Hoje na Casa das Artes Asa Norte rola um evento que mistura várias expressões culturais, e eu tô super animado com a programação! Tem uma exposição de arte contemporânea que explora identidades urbanas, com obras que dialogam diretamente com a vida na cidade. A curadoria trouxe peças que vão desde instalações interativas até pinturas que desafiam a percepção.
Além disso, à noite tem um sarau poético com participação aberta do público. Já participei de outros eventos assim lá, e a energia é sempre incrível — gente recitando versos, música acústica de fundo, um clima bem intimista. Recomendo chegar cedo porque costuma lotar rapidinho!
A Casa das Artes Asa Norte está promovendo um dia inteiro dedicado à cultura afro-brasileira hoje. Desde cedo, tem oficinas de capoeira e workshops de confecção de instrumentos tradicionais, como o berimbau. A tarde segue com contação de histórias baseadas em mitos yorubá, perfeito para quem quer mergulhar em narrativas ancestrais.
Às 18h, rola um pocket show com um grupo de maracatu que trouxe uns ritmos novos mesclando eletrônico. Fiquei sabendo que os artistas vão interagir com o público, explicando a origem de cada batida.

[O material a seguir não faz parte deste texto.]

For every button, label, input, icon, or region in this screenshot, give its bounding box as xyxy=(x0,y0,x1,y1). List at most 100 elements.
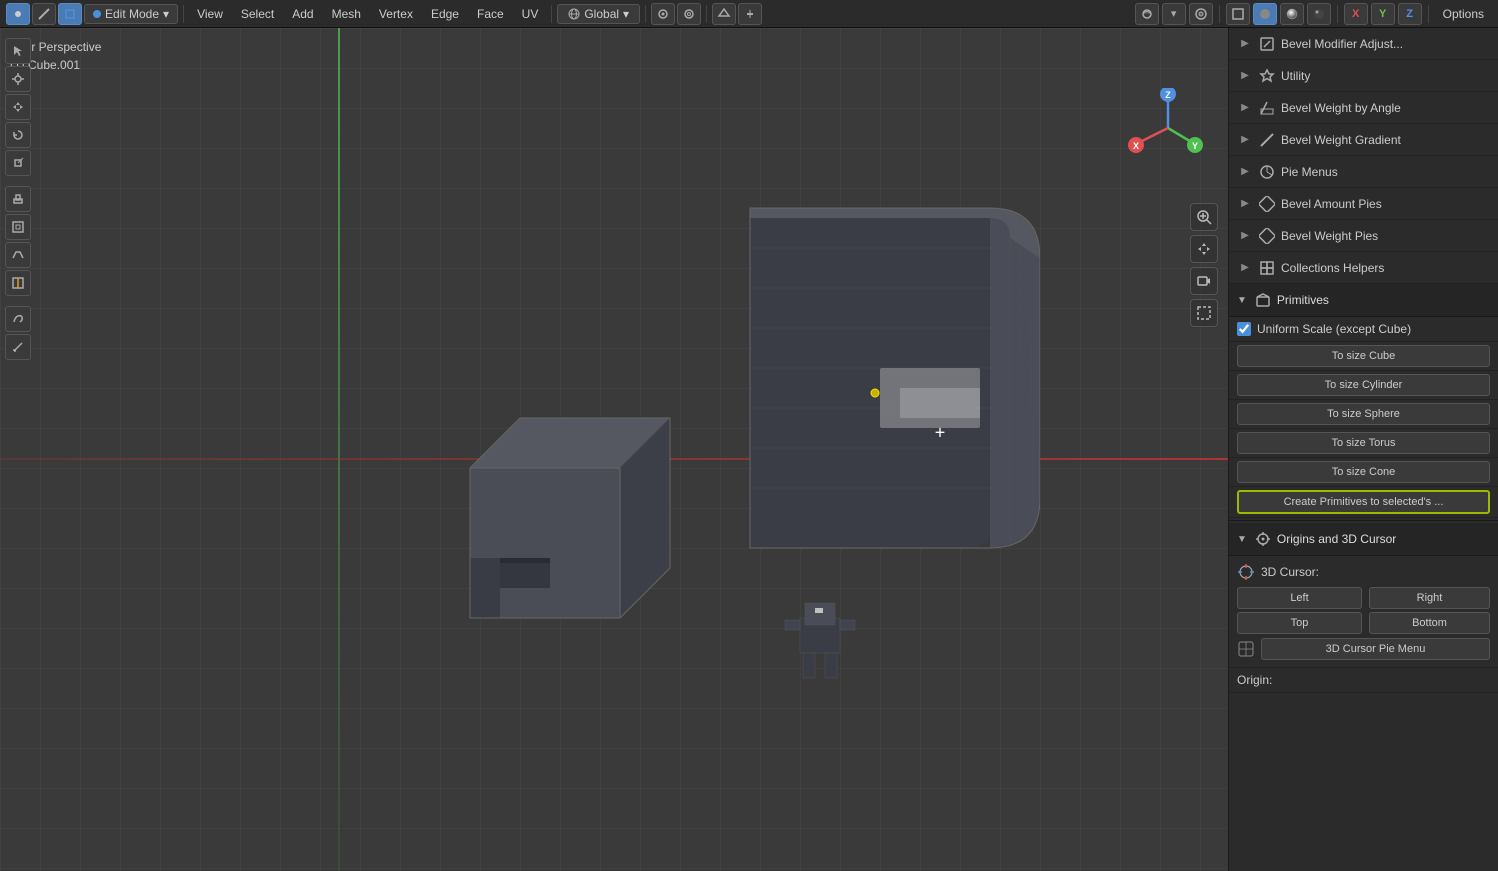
left-tools xyxy=(5,38,31,360)
expand-bevel-weight-gradient[interactable]: ▶ xyxy=(1237,132,1253,148)
select-tool[interactable] xyxy=(5,38,31,64)
menu-edge[interactable]: Edge xyxy=(423,5,467,23)
utility-label: Utility xyxy=(1281,69,1490,83)
expand-collections-helpers[interactable]: ▶ xyxy=(1237,260,1253,276)
panel-item-bevel-amount-pies[interactable]: ▶ Bevel Amount Pies xyxy=(1229,188,1498,220)
toolbar-right: ▾ X Y Z Options xyxy=(1135,3,1492,25)
cursor-pie-row: 3D Cursor Pie Menu xyxy=(1237,634,1490,663)
shading-wire[interactable] xyxy=(1226,3,1250,25)
mode-label: Edit Mode xyxy=(105,7,159,21)
zoom-icon[interactable] xyxy=(1190,203,1218,231)
cursor-bottom-btn[interactable]: Bottom xyxy=(1369,612,1490,634)
measure-tool[interactable] xyxy=(5,334,31,360)
svg-text:Z: Z xyxy=(1165,90,1171,100)
gizmo-y[interactable]: Y xyxy=(1371,3,1395,25)
cursor-3d-icon xyxy=(1237,563,1255,581)
shading-material[interactable] xyxy=(1280,3,1304,25)
snap-icon[interactable] xyxy=(712,3,736,25)
to-size-cube-row: To size Cube xyxy=(1229,342,1498,371)
expand-utility[interactable]: ▶ xyxy=(1237,68,1253,84)
origins-label: Origins and 3D Cursor xyxy=(1277,532,1396,546)
menu-select[interactable]: Select xyxy=(233,5,282,23)
cursor-pie-menu-btn[interactable]: 3D Cursor Pie Menu xyxy=(1261,638,1490,660)
cursor-3d-label: 3D Cursor: xyxy=(1261,565,1319,579)
cursor-right-btn[interactable]: Right xyxy=(1369,587,1490,609)
render-region-icon[interactable] xyxy=(1190,299,1218,327)
annotate-tool[interactable] xyxy=(5,306,31,332)
panel-item-bevel-weight-pies[interactable]: ▶ Bevel Weight Pies xyxy=(1229,220,1498,252)
mode-icon-1[interactable] xyxy=(6,3,30,25)
expand-bevel-weight-angle[interactable]: ▶ xyxy=(1237,100,1253,116)
cursor-tool[interactable] xyxy=(5,66,31,92)
to-size-cone-btn[interactable]: To size Cone xyxy=(1237,461,1490,483)
mode-icon-3[interactable] xyxy=(58,3,82,25)
menu-vertex[interactable]: Vertex xyxy=(371,5,421,23)
gizmo-z[interactable]: Z xyxy=(1398,3,1422,25)
cursor-left-btn[interactable]: Left xyxy=(1237,587,1362,609)
origins-section-header[interactable]: ▼ Origins and 3D Cursor xyxy=(1229,523,1498,556)
svg-text:Y: Y xyxy=(1192,141,1198,151)
menu-face[interactable]: Face xyxy=(469,5,512,23)
sep-3 xyxy=(645,5,646,23)
global-icon xyxy=(568,8,580,20)
shading-solid[interactable] xyxy=(1253,3,1277,25)
to-size-cube-btn[interactable]: To size Cube xyxy=(1237,345,1490,367)
scale-tool[interactable] xyxy=(5,150,31,176)
rotate-tool[interactable] xyxy=(5,122,31,148)
panel-item-bevel-weight-angle[interactable]: ▶ Bevel Weight by Angle xyxy=(1229,92,1498,124)
loop-cut-tool[interactable] xyxy=(5,270,31,296)
cursor-top-btn[interactable]: Top xyxy=(1237,612,1362,634)
inset-tool[interactable] xyxy=(5,214,31,240)
pivot-icon[interactable] xyxy=(651,3,675,25)
primitives-label: Primitives xyxy=(1277,293,1329,307)
primitives-icon xyxy=(1253,290,1273,310)
create-primitives-btn[interactable]: Create Primitives to selected's ... xyxy=(1237,490,1490,514)
panel-item-collections-helpers[interactable]: ▶ Collections Helpers xyxy=(1229,252,1498,284)
bevel-tool[interactable] xyxy=(5,242,31,268)
xray-icon[interactable] xyxy=(1189,3,1213,25)
options-label[interactable]: Options xyxy=(1435,5,1492,23)
y-axis-line xyxy=(338,28,340,871)
utility-icon xyxy=(1257,66,1277,86)
pie-menus-label: Pie Menus xyxy=(1281,165,1490,179)
menu-add[interactable]: Add xyxy=(284,5,321,23)
bevel-modifier-icon xyxy=(1257,34,1277,54)
menu-view[interactable]: View xyxy=(189,5,231,23)
uniform-scale-label[interactable]: Uniform Scale (except Cube) xyxy=(1257,322,1411,336)
expand-bevel-modifier[interactable]: ▶ xyxy=(1237,36,1253,52)
gizmo-x[interactable]: X xyxy=(1344,3,1368,25)
panel-item-pie-menus[interactable]: ▶ Pie Menus xyxy=(1229,156,1498,188)
expand-bevel-weight-pies[interactable]: ▶ xyxy=(1237,228,1253,244)
to-size-torus-btn[interactable]: To size Torus xyxy=(1237,432,1490,454)
cursor-pie-icon xyxy=(1237,640,1255,658)
primitives-content: Uniform Scale (except Cube) To size Cube… xyxy=(1229,317,1498,518)
snap-type-icon[interactable] xyxy=(738,3,762,25)
proportional-icon[interactable] xyxy=(677,3,701,25)
panel-item-utility[interactable]: ▶ Utility xyxy=(1229,60,1498,92)
shading-rendered[interactable] xyxy=(1307,3,1331,25)
pan-icon[interactable] xyxy=(1190,235,1218,263)
uniform-scale-checkbox[interactable] xyxy=(1237,322,1251,336)
expand-bevel-amount-pies[interactable]: ▶ xyxy=(1237,196,1253,212)
panel-item-bevel-weight-gradient[interactable]: ▶ Bevel Weight Gradient xyxy=(1229,124,1498,156)
small-notched-cube xyxy=(440,408,680,648)
mode-icon-2[interactable] xyxy=(32,3,56,25)
viewport[interactable]: User Perspective (1) Cube.001 xyxy=(0,28,1228,871)
primitives-section-header[interactable]: ▼ Primitives xyxy=(1229,284,1498,317)
mode-selector[interactable]: Edit Mode ▾ xyxy=(84,4,178,24)
orientation-gizmo[interactable]: Z Y X xyxy=(1128,88,1208,168)
origin-row: Origin: xyxy=(1229,668,1498,693)
to-size-cylinder-btn[interactable]: To size Cylinder xyxy=(1237,374,1490,396)
to-size-sphere-btn[interactable]: To size Sphere xyxy=(1237,403,1490,425)
menu-mesh[interactable]: Mesh xyxy=(324,5,369,23)
move-tool[interactable] xyxy=(5,94,31,120)
uniform-scale-row[interactable]: Uniform Scale (except Cube) xyxy=(1229,317,1498,342)
overlay-dropdown[interactable]: ▾ xyxy=(1162,3,1186,25)
camera-view-icon[interactable] xyxy=(1190,267,1218,295)
panel-item-bevel-modifier[interactable]: ▶ Bevel Modifier Adjust... xyxy=(1229,28,1498,60)
expand-pie-menus[interactable]: ▶ xyxy=(1237,164,1253,180)
global-selector[interactable]: Global ▾ xyxy=(557,4,640,24)
menu-uv[interactable]: UV xyxy=(514,5,547,23)
overlay-icon[interactable] xyxy=(1135,3,1159,25)
extrude-tool[interactable] xyxy=(5,186,31,212)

É uma ótima oportunidade pra conhecer mais sobre raízes culturais enquanto se diverte.
Passei lá hoje de manhã e vi os preparativos para uma feira de artesanato sustentável na Casa das Artes Asa Norte. Os expositores montaram barracas com peças feitas de materiais reciclados — desde bijuterias até móveis. Tem também um cantinho com degustação de comidas veganas preparadas por coletivos locais.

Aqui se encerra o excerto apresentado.